Calories: 75
Carbohydrates: 14g
Fat: 1.8g
Protein: 3g
Fiber: 2.5g
Natural sugars: 7g (from bananas)
Sodium: 18mg
Potassium: 215mg
Note: Nutritional values are estimates and may vary depending on the size of the banana and specific ingredients used.
Variations and Substitutions
: High-Protein Version: Add 1 to 2 tablespoons of chocolate or vanilla protein powder, along with 2 to 3 tablespoons of liquid (water, almond milk, or mashed banana) to achieve the optimal consistency. This will give you a more nutritious cake, ideal after a workout.
Nut butter swirl: Stir 2 to 3 tablespoons of natural almond, peanut, or sunflower butter into the batter before baking for added richness and protein. Create marbled patterns with a knife for an attractive finish.
Spiced chocolate: Add ½ teaspoon of ground cinnamon, ¼ teaspoon of ground ginger or a pinch of cayenne pepper to warm up the spices that beautifully complement the flavor of the chocolate.
Coconut variation: Replace 60 ml of oat flour with unsweetened shredded coconut for a tropical flavor and added texture. You can also add 1 tablespoon of coconut oil to the wet ingredients for extra texture.
Adding Berries: Add 1/2 cup of fresh or frozen berries like raspberries or blueberries for antioxidant power and natural acidity that balances the sweetness of the chocolate.

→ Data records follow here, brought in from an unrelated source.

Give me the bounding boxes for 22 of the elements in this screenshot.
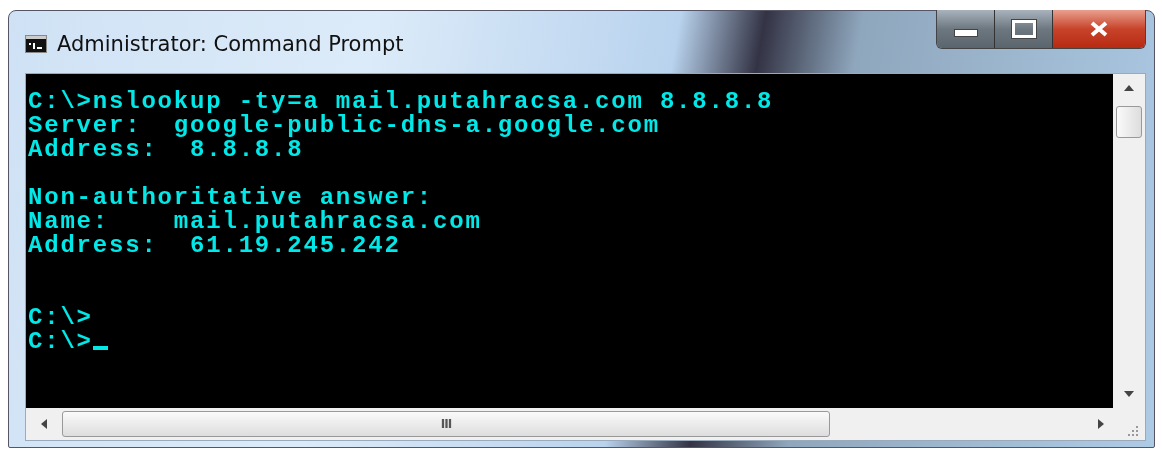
scroll-left-icon[interactable] — [40, 418, 48, 430]
console-icon — [25, 35, 47, 53]
maximize-button[interactable] — [995, 10, 1053, 48]
console-line: Server: google-public-dns-a.google.com — [28, 112, 660, 139]
console-line: C:\> — [28, 328, 93, 355]
scroll-right-icon[interactable] — [1097, 418, 1105, 430]
scrollbar-thumb[interactable] — [1116, 106, 1142, 138]
console-line: Non-authoritative answer: — [28, 184, 434, 211]
console-line: C:\> — [28, 304, 93, 331]
scroll-down-icon[interactable] — [1123, 390, 1135, 398]
console-line: Name: mail.putahracsa.com — [28, 208, 482, 235]
close-button[interactable] — [1053, 10, 1145, 48]
resize-grip-icon[interactable] — [1125, 423, 1139, 437]
console-line: Address: 61.19.245.242 — [28, 232, 401, 259]
scroll-up-icon[interactable] — [1123, 84, 1135, 92]
console-line: C:\>nslookup -ty=a mail.putahracsa.com 8.8.8.8 — [28, 88, 774, 115]
vertical-scrollbar[interactable] — [1113, 74, 1145, 408]
close-icon — [1088, 21, 1110, 37]
scrollbar-thumb[interactable]: III — [62, 411, 830, 437]
console-line: Address: 8.8.8.8 — [28, 136, 304, 163]
window-title: Administrator: Command Prompt — [57, 32, 404, 56]
minimize-button[interactable] — [937, 10, 995, 48]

Mocha Version: Add 1 to 2 teaspoons of instant coffee or espresso powder to intensify the chocolate flavor and create a sophisticated mocha taste.
Vegan alternative: Replace the eggs with 2 flax eggs (2 tablespoons of ground flax seeds mixed with 6 tablespoons of water, let sit for 15 minutes) or ½ cup of unsweetened applesauce for a completely plant-based version.
Layer Cake: Double the recipe and bake in two 20cm round tins to make a layer cake. Top it with mashed banana and a dusting of cocoa powder for a simple and healthy alternative to frosting.
Frequently Asked Questions
: Can I use quick oats instead of rolled oats? While rolled oats are more effective for texture, you can use quick oats if needed. They will create a slightly different, denser texture, but the cake will still be delicious. Avoid instant oats, as they are too processed and won't provide the structure this cake needs.